The utility of these 3D analyses was evaluated by post-transcriptional knockdown of the RUNX1/ETO fusion gene with siAGF1. RUNX1/ETO is generated by a translocation between the long arms of chromosomes 8 and 21 t(8;21) and is found in 10–15% of cases of AML [29]. siAGF1 comprises an siRNA that is specific to t(8;21) (Fig. 8A) and consequently has no effect on cells lacking the translocation. A 3 μM PNP50 loaded with 500 nM siRNA, which exhibited good gene knockdown and was not shown to be toxic by the 3D analysis, caused a comparable of knockdown of RUNX1/ETO in t(8;21) positive SKNO-1 cells, both at mRNA level (Fig. 8B), and at protein level (Fig. 8C).

Fig. 8

Knockdown of the RUNX1/ETO fusion gene. A) siAGF1 is complimentary to the fusion gene translocation and, consequently, has no effect on RUNX1 or ETO in healthy cells. B) Knockdown of RUNX1/ETO mRNA relative to the housekeeping gene GAPDH in SKNO-1 cells treated with 3 μΜ PNP50/500 nM siAGF1 compared to control siGL3 and untreated cells (Mock). ****, p < 0.0001 for n = 9. Error bars indicate SEM. C) Knockdown of RUNX1/ETO fusion protein in SKNO-1 cells treated with 3 μΜ PNP50/500 nM siRNA with siGL3 serving as a non-targeting control. Values represent the relative expression for each sample normalised to GAPDH and relative to untreated cells (mock).

Conclusion

These 3D plots allow a high throughput screen of PNPs which can be used to identify the optimum drug formulation for a specific set of conditions. This approach will be useful for the further development and selection of formulations to take forward to in vivo studies. However, it is also important to note the clear toxicity of the cationic diblock used in this system, which should be considered in the future development of formulations.

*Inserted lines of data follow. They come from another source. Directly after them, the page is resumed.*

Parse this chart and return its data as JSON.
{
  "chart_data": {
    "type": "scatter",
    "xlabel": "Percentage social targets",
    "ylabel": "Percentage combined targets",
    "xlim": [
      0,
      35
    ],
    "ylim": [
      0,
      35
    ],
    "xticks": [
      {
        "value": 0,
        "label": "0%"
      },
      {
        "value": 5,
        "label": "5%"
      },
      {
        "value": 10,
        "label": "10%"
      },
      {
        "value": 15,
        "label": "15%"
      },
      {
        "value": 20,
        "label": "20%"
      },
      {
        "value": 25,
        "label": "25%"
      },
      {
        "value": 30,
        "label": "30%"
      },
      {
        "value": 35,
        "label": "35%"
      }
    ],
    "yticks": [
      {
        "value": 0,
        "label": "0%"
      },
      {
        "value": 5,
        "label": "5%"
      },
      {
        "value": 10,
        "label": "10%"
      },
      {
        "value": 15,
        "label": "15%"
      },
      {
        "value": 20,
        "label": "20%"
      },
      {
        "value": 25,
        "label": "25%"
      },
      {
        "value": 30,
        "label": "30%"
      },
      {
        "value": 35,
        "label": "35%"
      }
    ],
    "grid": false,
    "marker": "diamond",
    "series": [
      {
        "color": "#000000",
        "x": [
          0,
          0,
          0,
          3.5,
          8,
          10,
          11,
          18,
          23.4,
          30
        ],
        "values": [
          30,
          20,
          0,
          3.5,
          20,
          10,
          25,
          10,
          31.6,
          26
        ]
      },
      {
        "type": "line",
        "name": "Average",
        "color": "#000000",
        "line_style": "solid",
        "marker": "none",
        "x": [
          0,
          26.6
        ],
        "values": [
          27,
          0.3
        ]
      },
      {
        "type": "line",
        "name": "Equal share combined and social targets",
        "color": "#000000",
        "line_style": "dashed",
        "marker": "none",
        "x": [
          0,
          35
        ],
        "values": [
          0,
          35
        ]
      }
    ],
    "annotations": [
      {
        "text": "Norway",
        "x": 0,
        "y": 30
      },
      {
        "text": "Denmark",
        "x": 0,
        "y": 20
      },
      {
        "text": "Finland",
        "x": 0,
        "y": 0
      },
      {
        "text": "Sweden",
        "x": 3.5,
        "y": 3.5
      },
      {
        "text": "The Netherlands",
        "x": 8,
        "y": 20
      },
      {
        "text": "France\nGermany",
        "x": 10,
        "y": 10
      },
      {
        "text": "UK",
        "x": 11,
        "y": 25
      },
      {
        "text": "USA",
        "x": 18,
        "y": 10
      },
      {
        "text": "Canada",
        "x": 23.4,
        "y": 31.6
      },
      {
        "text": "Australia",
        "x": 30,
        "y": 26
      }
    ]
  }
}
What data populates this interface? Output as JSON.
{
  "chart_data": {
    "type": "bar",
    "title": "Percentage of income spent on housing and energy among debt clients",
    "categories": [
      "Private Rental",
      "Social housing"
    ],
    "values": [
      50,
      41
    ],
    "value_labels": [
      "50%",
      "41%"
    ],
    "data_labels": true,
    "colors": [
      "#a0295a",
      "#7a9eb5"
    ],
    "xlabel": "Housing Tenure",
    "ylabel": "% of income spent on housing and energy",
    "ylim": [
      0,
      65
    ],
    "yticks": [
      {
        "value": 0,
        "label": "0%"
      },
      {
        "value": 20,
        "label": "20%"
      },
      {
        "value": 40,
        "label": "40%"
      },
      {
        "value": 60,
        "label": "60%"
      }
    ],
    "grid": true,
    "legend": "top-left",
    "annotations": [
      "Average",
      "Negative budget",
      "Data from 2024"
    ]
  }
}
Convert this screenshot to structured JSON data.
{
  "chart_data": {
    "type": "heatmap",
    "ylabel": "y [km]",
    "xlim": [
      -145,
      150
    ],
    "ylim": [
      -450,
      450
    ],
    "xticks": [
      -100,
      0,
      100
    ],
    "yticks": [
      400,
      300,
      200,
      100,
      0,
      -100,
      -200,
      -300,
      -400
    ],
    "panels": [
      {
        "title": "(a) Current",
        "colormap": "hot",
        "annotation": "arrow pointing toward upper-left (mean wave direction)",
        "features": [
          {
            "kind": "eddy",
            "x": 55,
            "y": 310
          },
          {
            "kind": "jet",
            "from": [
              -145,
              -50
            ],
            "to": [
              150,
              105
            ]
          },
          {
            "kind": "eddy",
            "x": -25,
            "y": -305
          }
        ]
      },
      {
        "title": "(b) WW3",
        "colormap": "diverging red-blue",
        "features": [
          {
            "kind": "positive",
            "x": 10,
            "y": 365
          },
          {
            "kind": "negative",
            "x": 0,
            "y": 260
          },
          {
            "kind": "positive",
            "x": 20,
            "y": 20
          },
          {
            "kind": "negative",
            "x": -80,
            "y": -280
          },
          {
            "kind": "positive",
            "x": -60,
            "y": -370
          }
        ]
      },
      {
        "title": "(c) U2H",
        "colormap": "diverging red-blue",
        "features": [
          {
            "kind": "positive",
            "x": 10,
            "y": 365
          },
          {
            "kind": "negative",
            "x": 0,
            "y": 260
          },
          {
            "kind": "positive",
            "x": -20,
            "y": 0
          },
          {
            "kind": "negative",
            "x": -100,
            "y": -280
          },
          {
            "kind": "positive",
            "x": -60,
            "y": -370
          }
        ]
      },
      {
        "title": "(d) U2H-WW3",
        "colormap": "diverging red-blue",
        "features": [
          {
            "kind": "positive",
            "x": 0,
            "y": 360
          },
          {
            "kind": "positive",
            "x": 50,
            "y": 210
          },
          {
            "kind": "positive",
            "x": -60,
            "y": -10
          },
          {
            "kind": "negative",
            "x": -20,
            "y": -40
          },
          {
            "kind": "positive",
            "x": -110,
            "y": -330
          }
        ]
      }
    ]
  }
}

This work highlights how a versatile mixed micelle polymer nanoparticle, in combination with the introduction of a 3-dimensional assay, which allows the rapid construction of SARs involving cationic charge and gene knockdown/toxicity. It permits the rapid determination of the optimal level of cationic charge to facilitate knockdown, and the optimal levels of PNP and siRNA loading to achieve prominent gene knockdown in such different systems such as 293 T and SKNO-1 cells and diminishes the expression of the “undruggable” cancer-specific fusion gene RUNX1/ETO. These particles show promise for the future of siRNA delivery.